Die letzten Schulwochen nach Notenschluss scheinen oft wie verschwendete Zeit, in der wenig gelernt, sondern nur noch die Ferien herbeigesehnt werden, so lautet zumindest des Öfteren die Kritik. Dieses Jahr war das bei einigen Schülern des Ludwigsgymnasiums München allerdings nicht der Fall, wir waren im Rahmen des Projektseminars eine Woche mit Fahrrad und Rucksack in den Alpen unterwegs. Dabei war von Anfang an klar, dass neben der Sportlichkeit vor allem die Organisation und das soziale Miteinander im Vordergrund stehen sollten.
Ein halbes Jahr lang war Zeit für Vorbereitungen, Routen wurden geplant, dann wieder verworfen, Packlisten erstellt, und Technik und Kondition auf Vordermann gebracht. All das war leichter gesagt als getan, wir waren eine sehr heterogene Gruppe, und die meisten hatten so etwas noch nie gemacht. Die Tour sollte nicht zu einfach, aber auch nicht zu schwer werden, und auch die Hütten hatten nicht immer 16 Plätze frei. Aber diese Herausforderungen waren ja schließlich auch wünschenswert, denn so wie die Vorbereitungen würde auch die Tour Kompromissbereitschaft, Verantwortungsbewusstsein und gegenseitige Unterstützung erfordern.

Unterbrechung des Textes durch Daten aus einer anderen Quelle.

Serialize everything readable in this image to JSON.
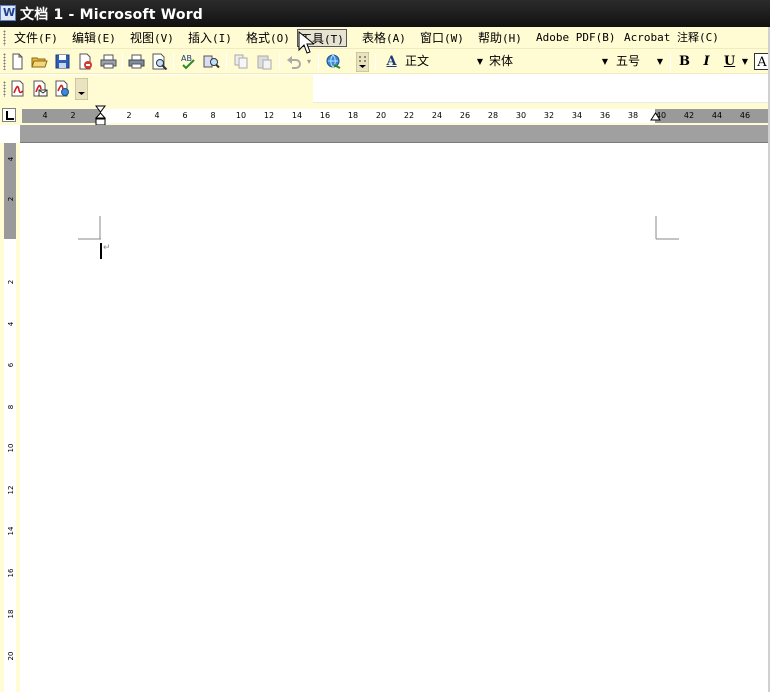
{
  "window": {
    "title": "文档 1 - Microsoft Word"
  },
  "menu": {
    "items": [
      {
        "label": "文件",
        "hotkey": "(F)"
      },
      {
        "label": "编辑",
        "hotkey": "(E)"
      },
      {
        "label": "视图",
        "hotkey": "(V)"
      },
      {
        "label": "插入",
        "hotkey": "(I)"
      },
      {
        "label": "格式",
        "hotkey": "(O)"
      },
      {
        "label": "工具",
        "hotkey": "(T)"
      },
      {
        "label": "表格",
        "hotkey": "(A)"
      },
      {
        "label": "窗口",
        "hotkey": "(W)"
      },
      {
        "label": "帮助",
        "hotkey": "(H)"
      },
      {
        "label": "Adobe PDF",
        "hotkey": "(B)"
      },
      {
        "label": "Acrobat 注释",
        "hotkey": "(C)"
      }
    ],
    "active_item": "工具"
  },
  "formatting": {
    "style": "正文",
    "font": "宋体",
    "size": "五号",
    "bold_label": "B",
    "italic_label": "I",
    "underline_label": "U",
    "char_label": "A",
    "style_icon_label": "A"
  },
  "icons": {
    "standard": [
      "new-document-icon",
      "open-folder-icon",
      "save-disk-icon",
      "permission-icon",
      "print-icon",
      "print-preview-icon",
      "spelling-grammar-icon",
      "research-icon",
      "copy-icon",
      "paste-icon",
      "undo-icon",
      "hyperlink-icon",
      "toolbar-options-icon",
      "styles-formatting-icon"
    ],
    "pdf": [
      "convert-to-pdf-icon",
      "convert-and-email-icon",
      "convert-and-send-for-review-icon"
    ]
  },
  "ruler": {
    "horizontal_ticks": [
      "4",
      "2",
      "2",
      "4",
      "6",
      "8",
      "10",
      "12",
      "14",
      "16",
      "18",
      "20",
      "22",
      "24",
      "26",
      "28",
      "30",
      "32",
      "34",
      "36",
      "38",
      "40",
      "42",
      "44",
      "46"
    ],
    "vertical_ticks": [
      "4",
      "2",
      "2",
      "4",
      "6",
      "8",
      "10",
      "12",
      "14",
      "16",
      "18",
      "20"
    ]
  },
  "colors": {
    "toolbar_bg": "#fffbd3",
    "titlebar_bg": "#1a1a1a",
    "ruler_margin": "#9a9a9a"
  }
}
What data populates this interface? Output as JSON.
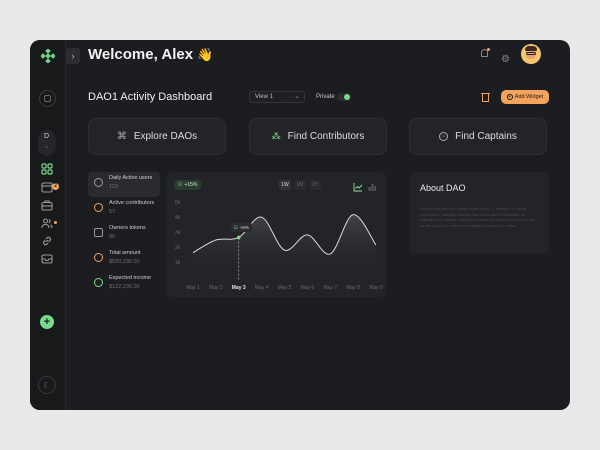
{
  "header": {
    "welcome": "Welcome, Alex",
    "emoji": "👋"
  },
  "toolbar": {
    "title": "DAO1 Activity Dashboard",
    "view_select": "View 1",
    "private_label": "Private",
    "add_widget": "Add Widget"
  },
  "sidebar": {
    "workspace_letter": "D",
    "badge_count": "2"
  },
  "quick_actions": [
    {
      "label": "Explore DAOs",
      "icon": "command-icon"
    },
    {
      "label": "Find Contributors",
      "icon": "people-icon"
    },
    {
      "label": "Find Captains",
      "icon": "captain-icon"
    }
  ],
  "stats": [
    {
      "label": "Daily Active users",
      "value": "122"
    },
    {
      "label": "Active contributors",
      "value": "57"
    },
    {
      "label": "Owners  tokens",
      "value": "90"
    },
    {
      "label": "Total amount",
      "value": "$500,236.00"
    },
    {
      "label": "Expected income",
      "value": "$122,236.00"
    }
  ],
  "chart_panel": {
    "change_badge": "+15%",
    "range_tabs": [
      "1W",
      "1M",
      "1Y"
    ],
    "active_range": "1W",
    "point_badge": "+5%"
  },
  "chart_data": {
    "type": "area",
    "categories": [
      "May 1",
      "May 2",
      "May 3",
      "May 4",
      "May 5",
      "May 6",
      "May 7",
      "May 8",
      "May 9"
    ],
    "y_ticks": [
      "6k",
      "4k",
      "3k",
      "2k",
      "1k"
    ],
    "series": [
      {
        "values": [
          2.0,
          3.0,
          3.2,
          4.8,
          2.2,
          3.4,
          1.9,
          5.0,
          2.6
        ]
      }
    ],
    "highlight_index": 2,
    "ylim": [
      0,
      6
    ]
  },
  "about": {
    "title": "About DAO",
    "text": "I live in any user-first driven experience — whether it's initial exploration, critically refining user flows and functionality, or polishing the visuals. I help businesses develop their product and iterate quickly to deliver meaningful, successful media."
  },
  "colors": {
    "accent": "#7ad98a",
    "orange": "#f5a25d",
    "bg": "#1c1d20",
    "panel": "#232427"
  }
}
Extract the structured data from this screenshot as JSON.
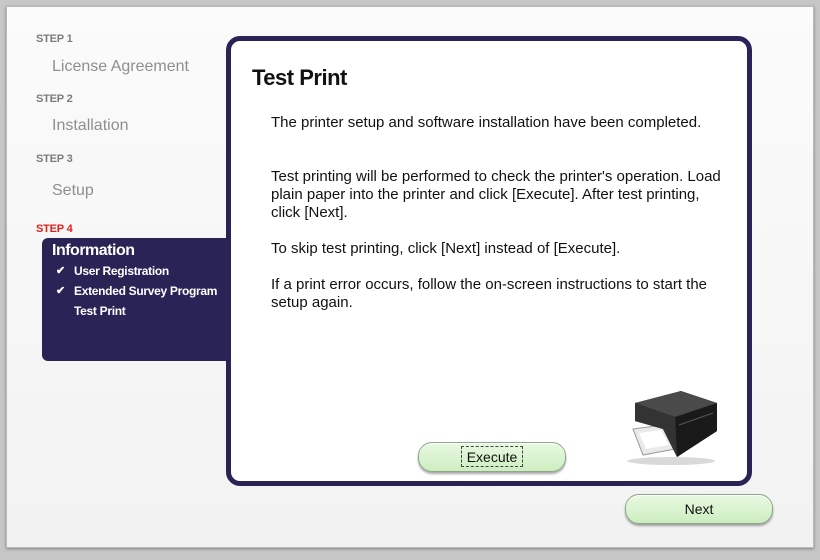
{
  "sidebar": {
    "steps": [
      {
        "step": "STEP 1",
        "title": "License Agreement"
      },
      {
        "step": "STEP 2",
        "title": "Installation"
      },
      {
        "step": "STEP 3",
        "title": "Setup"
      },
      {
        "step": "STEP 4",
        "title": "Information"
      }
    ],
    "info_items": [
      {
        "label": "User Registration",
        "check": "✔"
      },
      {
        "label": "Extended Survey Program",
        "check": "✔"
      },
      {
        "label": "Test Print",
        "check": ""
      }
    ],
    "active_step_color": "#e0201a",
    "panel_color": "#2a2356"
  },
  "main": {
    "title": "Test Print",
    "paragraphs": [
      "The printer setup and software installation have been completed.",
      "Test printing will be performed to check the printer's operation. Load plain paper into the printer and click [Execute]. After test printing, click [Next].",
      "To skip test printing, click [Next] instead of [Execute].",
      "If a print error occurs, follow the on-screen instructions to start the setup again."
    ],
    "execute_label": "Execute",
    "printer_icon": "printer-icon"
  },
  "footer": {
    "next_label": "Next"
  }
}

Mitte Juli ging es dann letztendlich los, 14 Jugendliche und 2 Lehrkräfte starteten früh morgens von St. Anton am Arlberg in die Berge, um 5 Tage später erschöpft, aber voller neuer Erfahrungen und stolz wieder zurückzukehren. Unsere Route führte uns über die Heilbronner und dann die Heidelberger Hütte in den Nord-Osten der Schweiz und von dort aus wieder nach Österreich über Ischgl bis nach Landeck. Wettertechnisch hatten wir Glück, sodass wir stets am frühen Nachmittag die Hütte erreichten, und der Rest des Tages noch mit Gesellschaftsspielen oder Wanderungen verbracht werden konnte. Besonders bei den Wanderungen wuchs die Faszination, aber auch der Respekt vor der Natur, es wurden Schneefelder erreicht, und niemand konnte mit Sicherheit sagen, was sich darunter befand. Aber egal ob Naturrisiken oder Zweifel an den eigenen Fähigkeiten, die Probleme wurden immer in der Gruppe diskutiert und bewältigt und das Zusammengehörigkeitsgefühl wuchs mit jedem Tag.
Auch wenn sicher jeder mit unterschiedlichen Erwartungen in diese Woche gestartet ist, war es eine Bereicherung, gemeinsam, und auch einmal ohne Internet, in der Natur unterwegs zu sein und an seine Grenzen zu kommen. Und aufgrund dieser Herausforderungen, und nicht zuletzt durch das Kontrastprogramm zum gewöhnlichen Unterricht, war es ein sehr lehrreiches Seminar.